Whether they are cartoony with factual underpinnings or cartoony with no
element of reality whatsoever, birds can be a highly attractive element of
children’s books – and, for that matter, of certain sorts of books aimed at
adults. Stinkbird Has a Superpower is
a delightful introduction to the decidedly peculiar hoatzin – said in the book
to be pronounced WHOT-sin, but more often spoken as HOAT-zin, pretty much as it
is spelled. This bird of the Amazon rainforest is called the “stinkbird”
because its digestive mechanism leads to it having a strong and off-putting
smell of poop – which, however, does not stop people from eating it on occasion.
That is a fact not mentioned in Jill Esbaum’s book, in which the
cartoon-hoatzin narrator directly says, “No creature wants to eat me.” Bob
Shea’s illustrations, like Esbaum’s words, do all they can to make the hoatzin
both interesting and, pictorially, adorable: the idea of the book is that a
father hoatzin is talking to his gigantic-eyed son about the mysterious superpower
that hoatzins have, which is not
their smell. The superpower is the ability, when young, to climb up to their
nest when they fall or jump out of it – and they do jump, into the river below
the branches where hoatzin nests are built, because baby hoatzins (unlike the
smelly adults) are food for numerous Amazonian predators if those snakes, monkeys, and raptors can catch them. The baby
hoatzins, unprotected when the adults are away from the nest, instinctively
fall into the water and swim to a stick or root until it is safe to emerge. Then
they crawl out of the river and use the claws on their wings to help them climb
back to the nest. Only hoatzin chicks have these wing claws – they disappear as
the birds age, and no other extant species has them at all. Esbaum’s helpful
narrative and Shea’s pleasant illustrations make a fine combination for
exploring some basics about hoatzins, including their climbing ability when
they are very young and cannot yet fly (they learn how to do that when about
two months old). And there is a back-of-the-book page with a few additional
facts about hoatzins, suitably checked by a research associate at the Cornell
Lab of Ornithology. Oddly, that page is a bit less than 100% accurate: for
instance, it emphatically states that “the hoatzin is the only bird that eats nothing but leaves,” but in fact the
hoatzin does include some fruit and flowers in its diet. Also, Esbaum misses an
opportunity by failing to point out that it is not only the wing claws that let
infant hoatzins climb: they also have oversize feet, which Shea’s illustrations
do not show. These are minor nitpicks, though, with Stinkbird Has a Superpower being, as a whole, an amusingly
presented, well-written and well-illustrated introduction to an unusual bird,
no matter how its name may be pronounced.
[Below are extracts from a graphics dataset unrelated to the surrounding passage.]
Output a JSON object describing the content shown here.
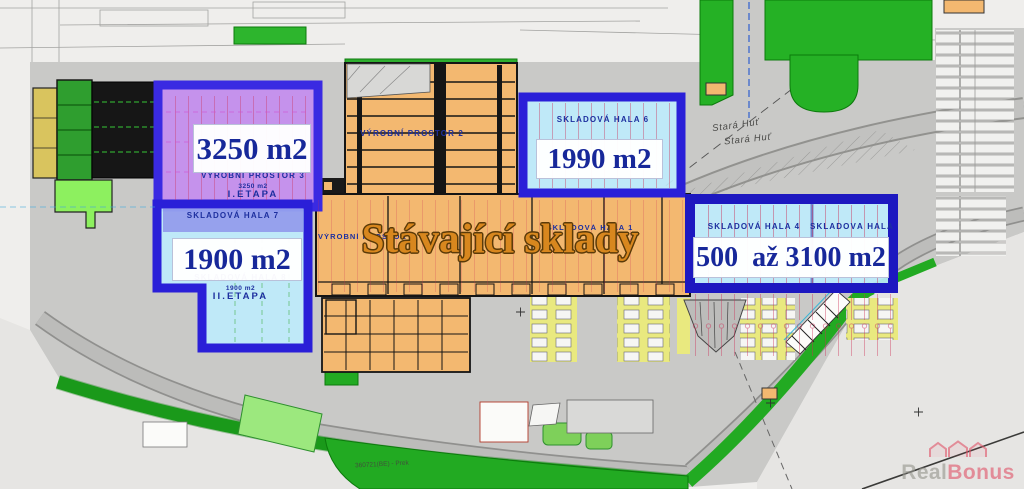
{
  "highlights": {
    "prostor3": {
      "big_area": "3250 m2",
      "name": "VÝROBNÍ PROSTOR 3",
      "small_area": "3250 m2",
      "stage": "I.ETAPA"
    },
    "hala7": {
      "name": "SKLADOVÁ HALA 7"
    },
    "hala8": {
      "big_area": "1900 m2",
      "name": "SKLADOVÁ HALA 8",
      "small_area": "1900 m2",
      "stage": "II.ETAPA"
    },
    "hala6": {
      "big_area": "1990 m2",
      "name": "SKLADOVÁ HALA 6"
    },
    "hala45": {
      "big_area": "500  až 3100 m2",
      "name_hala4": "SKLADOVÁ HALA 4",
      "name_hala5": "SKLADOVÁ HALA 5"
    }
  },
  "plan_labels": {
    "headline": "Stávající sklady",
    "vyrobni_prostor_2": "VÝROBNÍ PROSTOR 2",
    "vyrobni_prostor_1": "VÝROBNÍ PROSTOR 1",
    "skladova_hala_1": "SKLADOVÁ HALA 1",
    "street_1": "Stará Huť",
    "street_2": "Stará Huť",
    "parcel_note": "360721(BE) - Prek"
  },
  "watermark": {
    "text_gray": "Real",
    "text_red": "Bonus"
  },
  "colors": {
    "highlight_border_blue": "#2a1fd8",
    "highlight_fill_cyan": "#c2ecfa",
    "highlight_fill_purple": "#c48cf0",
    "building_orange": "#f3b870",
    "label_navy": "#1b2a9e",
    "headline_orange": "#d8871e",
    "grass_green": "#25b125",
    "parking_yellow": "#e9e97f",
    "dimension_red": "#cc2d55"
  }
}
At the other end of the “usualness” scale from the hoatzin is the pigeon – but there is nothing ordinary about the one created by Mo Willems 20 years ago for Don’t Let the Pigeon Drive the Bus! That delightful bit of absurdity remains as coooote (sorry) as it was two decades ago – but while the original book was strictly for children (despite being found hilarious by adults), there is a new gift-size book that is intended for grown-ups. Be the Bus: The Lost & Profound Wisdom of The Pigeon features the bright blue, weird-eyed, facially expressive, thoroughly anthropomorphic bird imparting tidbits of almost-knowledge that are almost important. Well, ok, they are not important at all, but they are delivered as if they are important, in line with the usual approach of self-help books, which this one sort of is except that it isn’t. Here you will learn, with suitable pigeon drawings illustrating the words, that “dropped food is gravity’s way of sharing,” that “happiness is escaping a warm puppy,” and: “Friendship is like riding a bike. (There’s always a chance you’ll be grievously injured.)” An occasional entry calls on the basics of The Pigeon’s personality: there is a two-page spread that is all black except for The Pigeon leaning morosely against the right-hand page’s right-hand margin, with the left-hand page sporting the words, “You don’t get me.” And here and there are comments that really could come out of a non-pigeon-pervaded self-help tome: “LISTEN to your heart. FOLLOW your gut. WATCH your step.” Even in those cases, though, this is decidedly pigeon-focused thinking, as the stethoscope-wielding pigeon has a grumbling stomach and is about to step on a banana peel. Nothing about The Pigeon is to be taken seriously, of course – by adults or children. However, it is great that grown-ups now have their very own bit of pigeon-driven absurdity to go along with the equal ridiculousness of Willems’ original Don’t Let the Pigeon Drive the Bus!